何処か拗ねたように私を見る切原君に、私は脳内で疑問符を飛ばした。

「だから…!俺とアンタは、利害の一致の関係で、だけど恋人同士でしょ?!よく考えれば先輩、俺が先走ったせいで昼も持ってきてないし!気使われる関係じゃねぇんだから、はっきり言ってください!」
「…あ、うん、ごめん」

よくわからないけど、切原君は気を使い合うような関係が嫌いらしい。私の為なのか、本当に単に自分が嫌なのか微妙なところだ。

「先輩は悪くないから謝んなっ!ごめんなさい!」

怒りながら謝られた。初めての経験だ。

「じゃあ、休み時間20分前に切り上げてご飯食べに戻っていい?本当は取りに行くの面倒」
「わかりました!」
「えーっと、じゃあ、お話するのかな…?外は無しとして、いい場所知ってる?」
「任せてください!」

こういうのは切原君の方がいい場所知っていそうだと話を振れば、案の定。自信有り気に歩き出した切原君の後に続く。

「何処行くの?」
「第一希望は第三理科準備室ッスね。仁王先輩と丸井先輩居なかったらそこにしましょ」
「へー…彼女とでも居るんだ」
「彼女ね…まぁ、そんな感じッス」

切原君の言い方が明らかに、無関係以上彼女未満な関係を彷彿とさせる。丸井君は全然知らないし、仁王君だって私は女関係まで弁護する気はない。仁王君もそんなの望んでいないだろう。
そういえば、吉村君と安住君も、菅野君のせいで仁王君まで女たらしになったみたいなこと言ってたな。

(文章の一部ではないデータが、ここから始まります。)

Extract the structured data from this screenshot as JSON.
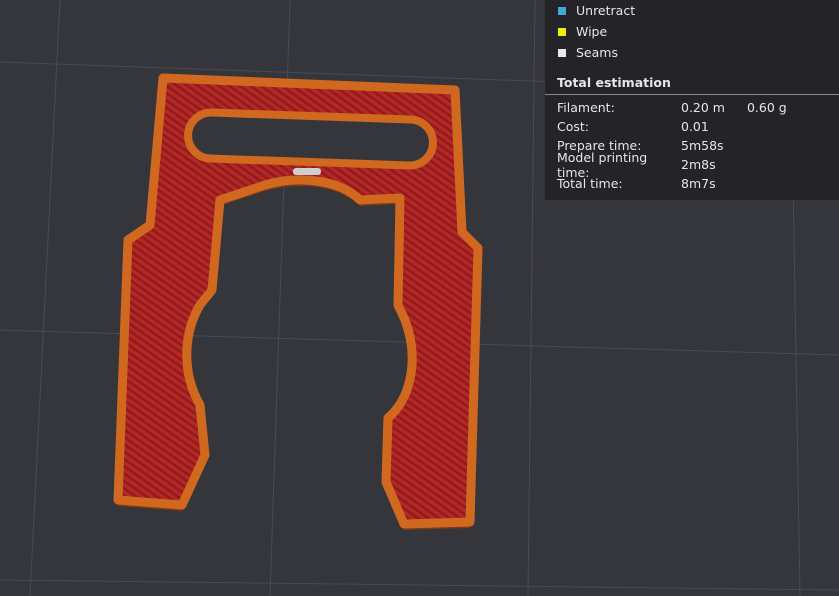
{
  "legend": [
    {
      "label": "Unretract",
      "color": "#3fa9d6"
    },
    {
      "label": "Wipe",
      "color": "#f0f000"
    },
    {
      "label": "Seams",
      "color": "#e8e8e8"
    }
  ],
  "estimation": {
    "title": "Total estimation",
    "filament_label": "Filament:",
    "filament_length": "0.20 m",
    "filament_weight": "0.60 g",
    "cost_label": "Cost:",
    "cost": "0.01",
    "prepare_label": "Prepare time:",
    "prepare": "5m58s",
    "model_label": "Model printing time:",
    "model": "2m8s",
    "total_label": "Total time:",
    "total": "8m7s"
  },
  "colors": {
    "outer_wall": "#c8621c",
    "infill": "#b82a2a",
    "background": "#35363c"
  }
}
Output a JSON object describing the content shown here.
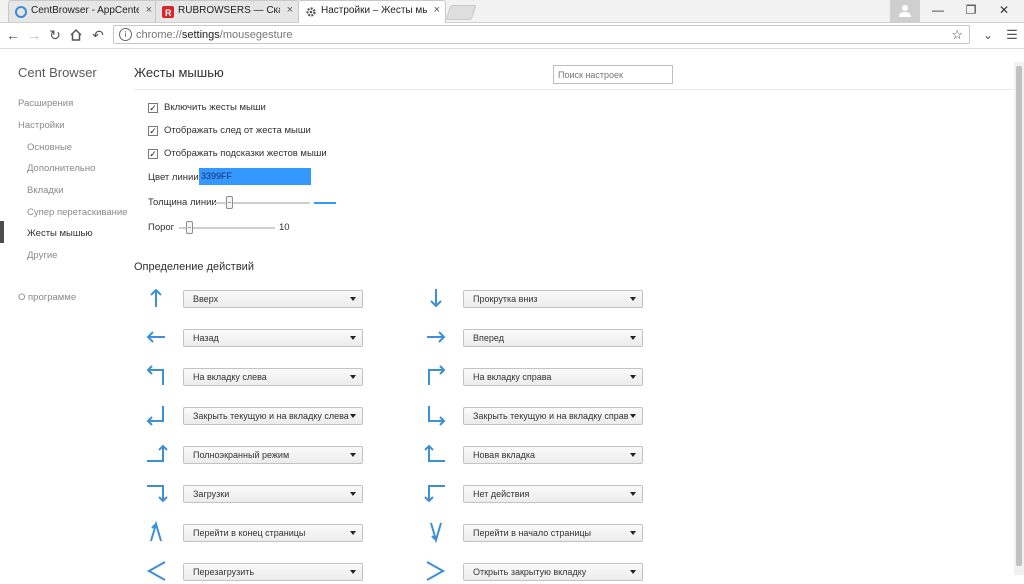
{
  "tabs": [
    {
      "title": "CentBrowser - AppCente",
      "favicon": "centbrowser-icon"
    },
    {
      "title": "RUBROWSERS — Скачат",
      "favicon": "rubrowsers-icon"
    },
    {
      "title": "Настройки – Жесты мыш",
      "favicon": "gear-icon"
    }
  ],
  "tab_close": "×",
  "omnibox": {
    "scheme": "chrome://",
    "host": "settings",
    "path": "/mousegesture"
  },
  "sidebar": {
    "title": "Cent Browser",
    "items": [
      {
        "label": "Расширения"
      },
      {
        "label": "Настройки"
      },
      {
        "label": "Основные"
      },
      {
        "label": "Дополнительно"
      },
      {
        "label": "Вкладки"
      },
      {
        "label": "Супер перетаскивание"
      },
      {
        "label": "Жесты мышью"
      },
      {
        "label": "Другие"
      },
      {
        "label": "О программе"
      }
    ]
  },
  "main": {
    "title": "Жесты мышью",
    "search_placeholder": "Поиск настроек",
    "checkboxes": [
      {
        "label": "Включить жесты мыши",
        "checked": true
      },
      {
        "label": "Отображать след от жеста мыши",
        "checked": true
      },
      {
        "label": "Отображать подсказки жестов мыши",
        "checked": true
      }
    ],
    "line_color_label": "Цвет линии",
    "line_color_value": "3399FF",
    "line_width_label": "Толщина линии",
    "line_width_fraction": 0.15,
    "threshold_label": "Порог",
    "threshold_value": "10",
    "threshold_fraction": 0.1,
    "section_title": "Определение действий",
    "gestures_left": [
      {
        "icon": "arrow-up-icon",
        "action": "Вверх"
      },
      {
        "icon": "arrow-left-icon",
        "action": "Назад"
      },
      {
        "icon": "arrow-up-left-icon",
        "action": "На вкладку слева"
      },
      {
        "icon": "arrow-down-left-icon",
        "action": "Закрыть текущую и на вкладку слева"
      },
      {
        "icon": "arrow-right-up-icon",
        "action": "Полноэкранный режим"
      },
      {
        "icon": "arrow-right-down-icon",
        "action": "Загрузки"
      },
      {
        "icon": "arrow-up-down-icon",
        "action": "Перейти в конец страницы"
      },
      {
        "icon": "arrow-left-right-icon",
        "action": "Перезагрузить"
      }
    ],
    "gestures_right": [
      {
        "icon": "arrow-down-icon",
        "action": "Прокрутка вниз"
      },
      {
        "icon": "arrow-right-icon",
        "action": "Вперед"
      },
      {
        "icon": "arrow-up-right-icon",
        "action": "На вкладку справа"
      },
      {
        "icon": "arrow-down-right-icon",
        "action": "Закрыть текущую и на вкладку справ"
      },
      {
        "icon": "arrow-left-up-icon",
        "action": "Новая вкладка"
      },
      {
        "icon": "arrow-left-down-icon",
        "action": "Нет действия"
      },
      {
        "icon": "arrow-down-up-icon",
        "action": "Перейти в начало страницы"
      },
      {
        "icon": "arrow-right-left-icon",
        "action": "Открыть закрытую вкладку"
      }
    ]
  },
  "colors": {
    "accent": "#3399ff",
    "icon_blue": "#3d8fd6"
  }
}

「男子テニス部のレギュラーってさ、意外に彼女居る人少なくない?皆巧妙に隠して噂広がらないだけ?」
「や、実際いないっしょ。丸井先輩は別っぽいけど、他は俺含めて作るに作れませんでしたよ」
「…今はいいの?」
「柳先輩は怒るでしょうね。やだなー」

作るに作れなかった、という言葉に引っ掛かりを覚えながらも聞けば、言葉とは裏腹に大して気にしていなさそうに切原君はからから笑った。
…単にモテすぎて困っちゃう自慢か。私って、我ながらこういうタイプの人との駆け引き苦手だな。
それにしても、嫌だと笑うのが半分冗談にしても――

「変なの、怒られたくないなら私と付き合わなきゃいいのに。まぁ、柳君は少なくとも怒りはしないだろうけど」

私とのこの遊びは、柳君に怒られて…幸村君も優しい人だから、私を想って良い気はしないだろうに、切原君にとってそれだけの価値があるんだろうか?
切原君は相変わらずにこにこと表情を崩さない。

「それでも…試してみたい時、あるでしょ」
「それが私と付き合う遊び?」

だとしたら…何と言うか、途端に深みの無い言葉だ。
私の呆れた顔を見て、切原君はまた笑う。

「俺、全力主義なんで。遊びですけど真剣ッスよ」
「…ふーん」

話していたらいつの間にか第三理科準備室に着いていた。

切原君はよくわからない。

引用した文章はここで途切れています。